Internet Governance on the 10th Anniversary of the World Summit on the Information Society (WSIS +10)


By Andrés Piazza
Public Affairs Officer, LACNIC.

2013 looks set to become an important year for the discussion about Internet Governance.  Ten years on from the First World Summit on the Information Society in Geneva, it is a healthy exercise to promote stocktaking by the different stakeholders involved in the processes (Government, Civil Society, the Private Sector and the so-called Internet Technical Community).

In this context, the UNESCO headquarters in Paris hosted the first World Summit on the Information Society Review Event (WSIS+10) on the 25-27 February. The purpose of the Meeting was to mark the start of the review of the Tunis Agenda.  The following can be identified as the main themes emerging from the meeting:

Human Rights. This is one of the cross-cutting themes that have been added to the Agenda of the Internet Governance Forum at the global level – gradually, over the past few years – and incorporated (in different regions and with their particularities) into WSIS-related processes. In our region, both the eLAC initiative and the Regional Preparatory Meeting for the Internet Governance Forum (LACIGF) have broadened their focus to include issues such as “Universal Access”, “Freedom of Expression on the Internet”, and “Access to Information” as well as “Privacy” or even “Net Neutrality.” In our region, major stakeholders in these fields have participated in both regional and global discussions in recent years.

Managing Critical Internet Resources / Network Security and Stability. The discussions associated with managing the so-called critical Internet resources (domain names, IP addresses, Standards, and all those related to operational aspects of the Web) played a major role in “animating” both summits. It could be said that since 2005, there has been consensus on the positive role played by the organizations of the so-called “Technical Community” and the positive aspects of what is known as the “Multistakeholder Model of Internet Governance.” Confidence in the “model” has continued and grown stronger in the years that followed – with the exception of some isolated or occasional objections – given the growth that the Internet is still experiencing and the accomplishment of the Tunis goal of “connecting the next billion users.” Notwithstanding the above, these issues remain particularly attractive and have been discussed extensively in intergovernmental circles such as the World Conference on International Telecommunications (WCIT12), among others.

Enhanced Cooperation.

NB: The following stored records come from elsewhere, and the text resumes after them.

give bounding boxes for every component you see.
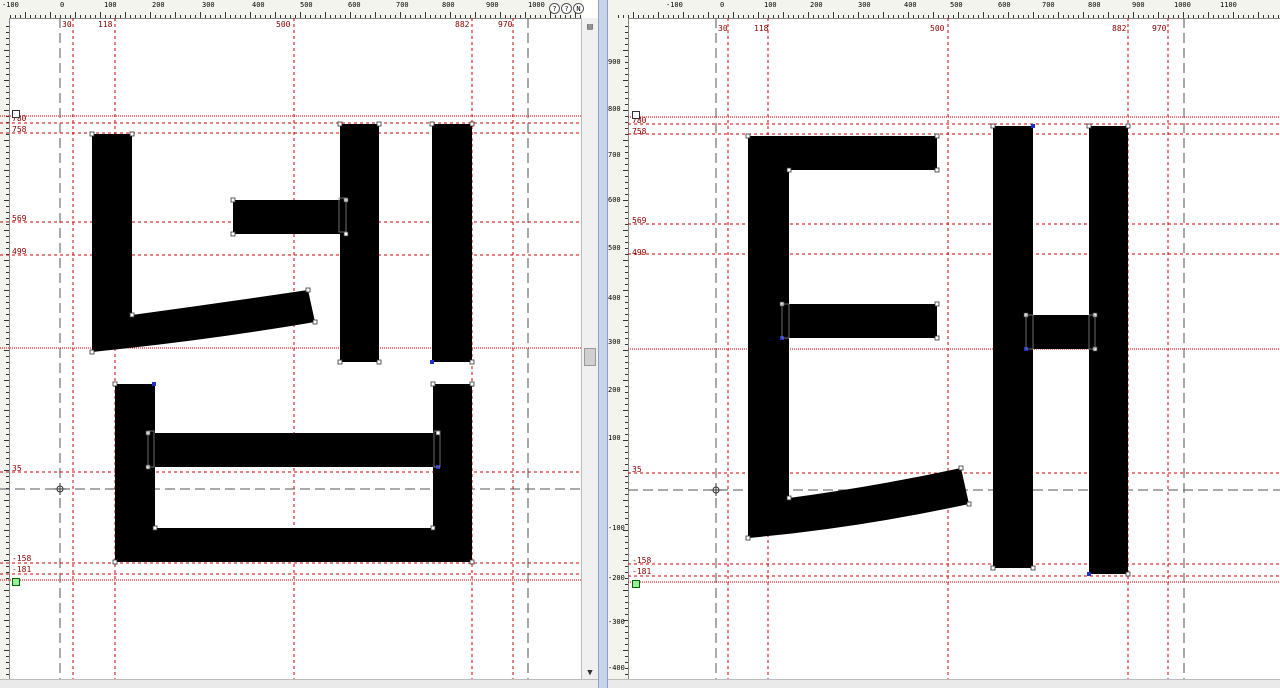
ruler-label: 300 xyxy=(202,1,215,9)
scroll-down-icon[interactable]: ▼ xyxy=(582,666,598,680)
guide-label: 569 xyxy=(12,214,27,223)
guide-label: 30 xyxy=(718,24,728,33)
guide-label: 500 xyxy=(930,24,945,33)
ruler-label: 500 xyxy=(300,1,313,9)
guide-label: 970 xyxy=(498,20,513,29)
ruler-label: 200 xyxy=(152,1,165,9)
zero-marker-icon[interactable] xyxy=(632,580,640,588)
ruler-label: 700 xyxy=(396,1,409,9)
horizontal-scrollbar[interactable] xyxy=(0,679,598,688)
ruler-label: 900 xyxy=(486,1,499,9)
glyph-shape[interactable] xyxy=(748,126,1128,574)
vertical-scrollbar[interactable]: ▤ ▼ xyxy=(581,18,598,680)
ruler-label: 700 xyxy=(608,151,621,159)
guide-label: 758 xyxy=(12,125,27,134)
guide-label: 499 xyxy=(12,247,27,256)
ruler-label: 800 xyxy=(442,1,455,9)
horizontal-ruler: -100 0 100 200 300 400 500 600 700 800 9… xyxy=(0,0,584,19)
ruler-label: 300 xyxy=(608,338,621,346)
glyph-shape[interactable] xyxy=(92,124,472,562)
help-icon[interactable]: ? xyxy=(561,3,572,14)
ruler-label: 400 xyxy=(904,1,917,9)
guide-label: 569 xyxy=(632,216,647,225)
origin-marker xyxy=(54,483,66,495)
ruler-label: 100 xyxy=(764,1,777,9)
ruler-label: 400 xyxy=(252,1,265,9)
ruler-label: 600 xyxy=(348,1,361,9)
guide-label: 882 xyxy=(1112,24,1127,33)
ruler-label: 800 xyxy=(608,105,621,113)
ruler-label: 800 xyxy=(1088,1,1101,9)
ruler-label: 600 xyxy=(608,196,621,204)
ruler-label: 300 xyxy=(858,1,871,9)
guide-label: 758 xyxy=(632,127,647,136)
horizontal-scrollbar[interactable] xyxy=(608,679,1280,688)
guide-label: -158 xyxy=(12,554,32,563)
guide-label: 499 xyxy=(632,248,647,257)
zero-marker-icon[interactable] xyxy=(12,578,20,586)
ruler-label: 1000 xyxy=(528,1,545,9)
dotted-guides xyxy=(628,116,1280,583)
ruler-label: 100 xyxy=(104,1,117,9)
guide-label: 118 xyxy=(98,20,113,29)
ruler-label: -400 xyxy=(608,664,625,672)
vertical-ruler: 900 800 700 600 500 400 300 200 100 -100… xyxy=(608,18,629,688)
ruler-label: 0 xyxy=(60,1,65,9)
ruler-label: 900 xyxy=(1132,1,1145,9)
guide-label: -158 xyxy=(632,556,652,565)
ruler-label: -200 xyxy=(608,574,625,582)
scroll-menu-icon[interactable]: ▤ xyxy=(582,20,598,34)
glyph-editor-right[interactable]: -100 0 100 200 300 400 500 600 700 800 9… xyxy=(608,0,1280,688)
ruler-label: 700 xyxy=(1042,1,1055,9)
guide-label: 35 xyxy=(632,465,642,474)
guide-label: 882 xyxy=(455,20,470,29)
ruler-label: 200 xyxy=(608,386,621,394)
ruler-label: 1000 xyxy=(1174,1,1191,9)
horizontal-guides xyxy=(628,123,1280,577)
guide-label: 500 xyxy=(276,20,291,29)
horizontal-ruler: -100 0 100 200 300 400 500 600 700 800 9… xyxy=(608,0,1280,19)
ruler-label: 600 xyxy=(998,1,1011,9)
glyph-canvas[interactable] xyxy=(0,18,582,680)
ruler-label: 100 xyxy=(608,434,621,442)
ruler-label: -100 xyxy=(666,1,683,9)
ruler-label: -100 xyxy=(2,1,19,9)
guide-label: 30 xyxy=(62,20,72,29)
ruler-label: 500 xyxy=(608,244,621,252)
pane-splitter[interactable] xyxy=(598,0,608,688)
ruler-label: 500 xyxy=(950,1,963,9)
metric-lines xyxy=(0,18,582,680)
dotted-guides xyxy=(0,115,582,581)
scroll-thumb[interactable] xyxy=(584,348,596,366)
ruler-label: 200 xyxy=(810,1,823,9)
guide-label: 35 xyxy=(12,464,22,473)
guide-label: 118 xyxy=(754,24,769,33)
glyph-editor-left[interactable]: -100 0 100 200 300 400 500 600 700 800 9… xyxy=(0,0,598,688)
guide-label: -181 xyxy=(12,565,32,574)
ruler-label: 900 xyxy=(608,58,621,66)
ruler-label: 400 xyxy=(608,294,621,302)
glyph-canvas[interactable] xyxy=(628,18,1280,680)
guide-label: 970 xyxy=(1152,24,1167,33)
bookmark-icon[interactable] xyxy=(12,110,20,118)
ruler-label: 1100 xyxy=(1220,1,1237,9)
ruler-label: 0 xyxy=(720,1,725,9)
guide-label: -181 xyxy=(632,567,652,576)
origin-marker xyxy=(710,484,722,496)
bookmark-icon[interactable] xyxy=(632,111,640,119)
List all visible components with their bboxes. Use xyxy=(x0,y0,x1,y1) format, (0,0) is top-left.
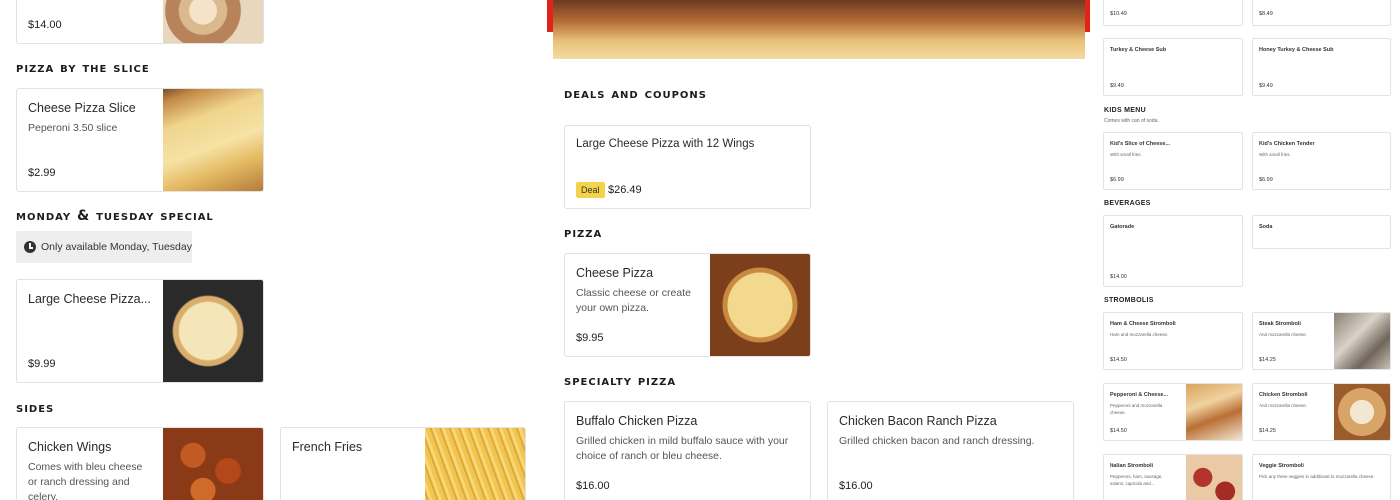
menu-item-card-veggie-stromboli[interactable]: Veggie Stromboli Pick any three veggies … xyxy=(1252,454,1391,500)
menu-item-card-chicken-wings[interactable]: Chicken Wings Comes with bleu cheese or … xyxy=(16,427,264,500)
item-title: Pepperoni & Cheese... xyxy=(1110,392,1169,398)
section-title-strombolis: STROMBOLIS xyxy=(1104,297,1154,304)
item-price: $14.00 xyxy=(28,19,62,31)
menu-item-card-kids-chicken-tender[interactable]: Kid's Chicken Tender With small fries. $… xyxy=(1252,132,1391,190)
item-title: Buffalo Chicken Pizza xyxy=(576,414,698,428)
deal-title: Large Cheese Pizza with 12 Wings xyxy=(576,138,755,150)
item-description: Peperoni 3.50 slice xyxy=(28,122,118,134)
item-description: Grilled chicken in mild buffalo sauce wi… xyxy=(576,435,789,462)
menu-item-card-chicken-stromboli[interactable]: Chicken Stromboli And mozzarella cheese.… xyxy=(1252,383,1391,441)
item-description: Ham and mozzarella cheese. xyxy=(1110,332,1169,337)
deal-card-large-cheese-wings[interactable]: Large Cheese Pizza with 12 Wings Deal $2… xyxy=(564,125,811,209)
deal-price: $26.49 xyxy=(608,184,642,196)
section-title-pizza: pizza xyxy=(564,225,603,241)
item-price: $14.25 xyxy=(1259,357,1276,363)
item-price: $14.25 xyxy=(1259,428,1276,434)
section-title-deals-and-coupons: deals and coupons xyxy=(564,86,707,102)
item-title: Kid's Chicken Tender xyxy=(1259,141,1315,147)
food-image xyxy=(163,280,263,382)
section-title-specialty-pizza: specialty pizza xyxy=(564,373,677,389)
section-title-sides: sides xyxy=(16,400,55,416)
item-price: $6.99 xyxy=(1110,177,1124,183)
menu-item-card-pepperoni-cheese-stromboli[interactable]: Pepperoni & Cheese... Pepperoni and mozz… xyxy=(1103,383,1243,441)
item-price: $9.99 xyxy=(28,358,56,370)
menu-item-card-chicken-bacon-ranch-pizza[interactable]: Chicken Bacon Ranch Pizza Grilled chicke… xyxy=(827,401,1074,500)
item-price: $2.99 xyxy=(28,167,56,179)
menu-item-card-turkey-cheese-sub[interactable]: Turkey & Cheese Sub $9.49 xyxy=(1103,38,1243,96)
item-description: Comes with bleu cheese or ranch dressing… xyxy=(28,461,143,500)
menu-item-card-honey-turkey-cheese-sub[interactable]: Honey Turkey & Cheese Sub $9.49 xyxy=(1252,38,1391,96)
item-title: Steak Stromboli xyxy=(1259,321,1301,327)
item-price: $8.49 xyxy=(1259,11,1273,17)
menu-item-card-large-cheese-special[interactable]: Large Cheese Pizza... $9.99 xyxy=(16,279,264,383)
item-description: And mozzarella cheese. xyxy=(1259,332,1308,337)
item-price: $16.00 xyxy=(576,480,610,492)
section-title-monday-tuesday-special: monday & tuesday special xyxy=(16,208,214,224)
item-title: Cheese Pizza xyxy=(576,266,654,280)
item-description: Grilled chicken bacon and ranch dressing… xyxy=(839,435,1035,447)
item-title: Ham & Cheese Stromboli xyxy=(1110,321,1176,327)
item-price: $10.49 xyxy=(1110,11,1127,17)
food-image xyxy=(1334,313,1390,369)
item-title: French Fries xyxy=(292,440,363,454)
item-description: Classic cheese or create your own pizza. xyxy=(576,287,691,314)
clock-icon xyxy=(24,241,36,253)
section-title-pizza-by-slice: pizza by the slice xyxy=(16,60,150,76)
item-description: With small fries. xyxy=(1259,152,1291,157)
item-price: $9.49 xyxy=(1110,83,1124,89)
menu-item-card-ham-cheese-stromboli[interactable]: Ham & Cheese Stromboli Ham and mozzarell… xyxy=(1103,312,1243,370)
item-price: $14.00 xyxy=(1110,274,1127,280)
section-title-kids-menu: KIDS MENU xyxy=(1104,107,1146,114)
availability-text: Only available Monday, Tuesday xyxy=(41,241,192,253)
menu-item-card-soda[interactable]: Soda xyxy=(1252,215,1391,249)
food-image xyxy=(710,254,810,356)
menu-item-card-sub-top-2[interactable]: $8.49 xyxy=(1252,0,1391,26)
menu-item-card-top[interactable]: $14.00 xyxy=(16,0,264,44)
hero-image xyxy=(553,0,1085,59)
item-description: Pepperoni, ham, sausage, salami, capicol… xyxy=(1110,474,1163,486)
menu-item-card-cheese-slice[interactable]: Cheese Pizza Slice Peperoni 3.50 slice $… xyxy=(16,88,264,192)
food-image xyxy=(1186,384,1242,440)
section-subtitle-kids-menu: Comes with can of soda. xyxy=(1104,118,1159,124)
item-price: $6.99 xyxy=(1259,177,1273,183)
menu-item-card-italian-stromboli[interactable]: Italian Stromboli Pepperoni, ham, sausag… xyxy=(1103,454,1243,500)
food-image xyxy=(163,0,263,43)
item-price: $14.50 xyxy=(1110,428,1127,434)
section-title-beverages: BEVERAGES xyxy=(1104,200,1151,207)
menu-item-card-buffalo-chicken-pizza[interactable]: Buffalo Chicken Pizza Grilled chicken in… xyxy=(564,401,811,500)
menu-item-card-cheese-pizza[interactable]: Cheese Pizza Classic cheese or create yo… xyxy=(564,253,811,357)
food-image xyxy=(1334,384,1390,440)
menu-item-card-steak-stromboli[interactable]: Steak Stromboli And mozzarella cheese. $… xyxy=(1252,312,1391,370)
menu-item-card-kids-slice[interactable]: Kid's Slice of Cheese... With small frie… xyxy=(1103,132,1243,190)
item-title: Chicken Bacon Ranch Pizza xyxy=(839,414,997,428)
item-title: Kid's Slice of Cheese... xyxy=(1110,141,1170,147)
deal-badge: Deal xyxy=(576,182,605,198)
item-description: And mozzarella cheese. xyxy=(1259,403,1308,408)
item-title: Gatorade xyxy=(1110,224,1135,230)
item-title: Soda xyxy=(1259,224,1273,230)
food-image xyxy=(425,428,525,500)
food-image xyxy=(163,89,263,191)
item-title: Honey Turkey & Cheese Sub xyxy=(1259,47,1334,53)
item-title: Veggie Stromboli xyxy=(1259,463,1304,469)
menu-item-card-sub-top-1[interactable]: $10.49 xyxy=(1103,0,1243,26)
item-title: Chicken Wings xyxy=(28,440,112,454)
item-price: $16.00 xyxy=(839,480,873,492)
item-price: $9.49 xyxy=(1259,83,1273,89)
food-image xyxy=(1186,455,1242,500)
item-title: Cheese Pizza Slice xyxy=(28,101,136,115)
availability-banner: Only available Monday, Tuesday xyxy=(16,231,192,263)
food-image xyxy=(163,428,263,500)
item-title: Italian Stromboli xyxy=(1110,463,1154,469)
menu-item-card-gatorade[interactable]: Gatorade $14.00 xyxy=(1103,215,1243,287)
item-description: With small fries. xyxy=(1110,152,1142,157)
item-price: $14.50 xyxy=(1110,357,1127,363)
item-description: Pick any three veggies in additional to … xyxy=(1259,474,1375,479)
item-title: Chicken Stromboli xyxy=(1259,392,1308,398)
item-title: Large Cheese Pizza... xyxy=(28,292,151,306)
item-price: $9.95 xyxy=(576,332,604,344)
menu-item-card-french-fries[interactable]: French Fries xyxy=(280,427,526,500)
item-title: Turkey & Cheese Sub xyxy=(1110,47,1167,53)
item-description: Pepperoni and mozzarella cheese. xyxy=(1110,403,1163,415)
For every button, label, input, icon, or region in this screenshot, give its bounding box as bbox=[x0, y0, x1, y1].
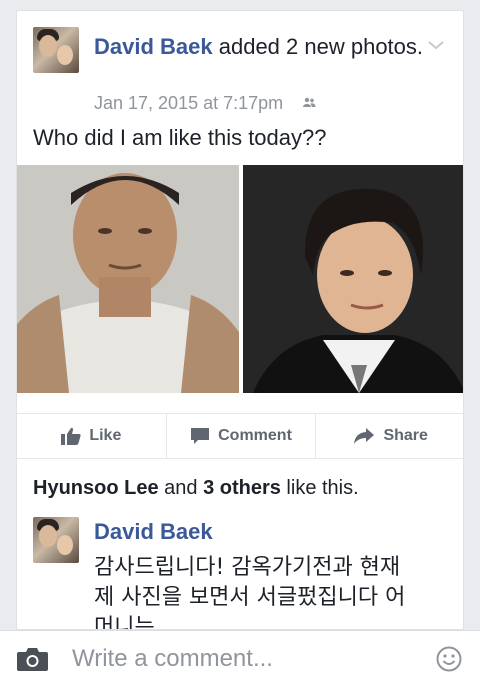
post-actions-bar: Like Comment Share bbox=[17, 413, 463, 459]
thumbs-up-icon bbox=[61, 427, 81, 445]
commenter-avatar[interactable] bbox=[33, 517, 79, 563]
share-arrow-icon bbox=[354, 428, 375, 444]
like-label: Like bbox=[89, 427, 122, 444]
photo-grid bbox=[17, 165, 463, 393]
likes-suffix: like this. bbox=[280, 477, 359, 499]
smiley-icon[interactable] bbox=[436, 646, 462, 672]
share-button[interactable]: Share bbox=[315, 414, 463, 458]
likes-summary[interactable]: Hyunsoo Lee and 3 others like this. bbox=[33, 477, 359, 500]
post-card: David Baek added 2 new photos. Jan 17, 2… bbox=[16, 10, 464, 630]
photo-2-image bbox=[243, 165, 463, 393]
comment-label: Comment bbox=[218, 427, 292, 444]
author-name-link[interactable]: David Baek bbox=[94, 34, 213, 59]
camera-icon[interactable] bbox=[16, 646, 49, 672]
post-status-text: Who did I am like this today?? bbox=[33, 125, 327, 150]
post-timestamp: Jan 17, 2015 at 7:17pm bbox=[94, 93, 316, 114]
comment-button[interactable]: Comment bbox=[165, 414, 316, 458]
liker-name[interactable]: Hyunsoo Lee bbox=[33, 477, 159, 499]
likes-connector: and bbox=[158, 477, 204, 499]
like-button[interactable]: Like bbox=[17, 414, 166, 458]
post-action-text: added 2 new photos. bbox=[212, 34, 424, 59]
timestamp-link[interactable]: Jan 17, 2015 at 7:17pm bbox=[94, 93, 283, 113]
author-avatar[interactable] bbox=[33, 27, 79, 73]
photo-2[interactable] bbox=[243, 165, 463, 393]
likes-others-count[interactable]: 3 others bbox=[203, 477, 281, 499]
photo-1[interactable] bbox=[17, 165, 239, 393]
comment-icon bbox=[191, 428, 210, 444]
comment-author-link[interactable]: David Baek bbox=[94, 519, 213, 545]
friends-icon bbox=[303, 97, 316, 107]
comment-text: 감사드립니다! 감옥가기전과 현재 제 사진을 보면서 서글펐집니다 어머니는 bbox=[94, 555, 406, 630]
share-label: Share bbox=[383, 427, 428, 444]
post-author-line: David Baek added 2 new photos. bbox=[94, 31, 424, 62]
chevron-down-icon[interactable] bbox=[427, 39, 445, 51]
photo-1-image bbox=[17, 165, 239, 393]
comment-input[interactable]: Write a comment... bbox=[72, 645, 273, 673]
comment-composer: Write a comment... bbox=[0, 630, 480, 685]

This concept, also coined after Tunis, highlights the significance of strengthening opportunities for cooperation between various constituencies, particularly in terms of the relationship between governments and other stakeholders. Both the global and regional assessments are positive when that relationship has been increased significantly even if there has been no planning or system. In the particular case of Lacnic, active participation as full members of the Inter-American Telecommunication Commission (CITEL) and the eLAC Monitoring Mechanism (where the technical community is recognized as a constituency in itself) are excellent examples of this Enhanced Cooperation.

An important step in this topic will be taken this year. The United Nations’ Commission on Science and Technology for Development, at the express request of the UN General Assembly, will form a Working Group to study Enhanced Cooperation which will be chaired by Peruvian Ambassador Julián Miguel Palomino de la Gala and will comprise 22 members of Government (4 states per each of the five regions, together with the governments of Switzerland and Tunisia – both of them hosts of World Summits on the Information Society) and 20 members of other constituencies. Lacnic is actively involved in these discussions.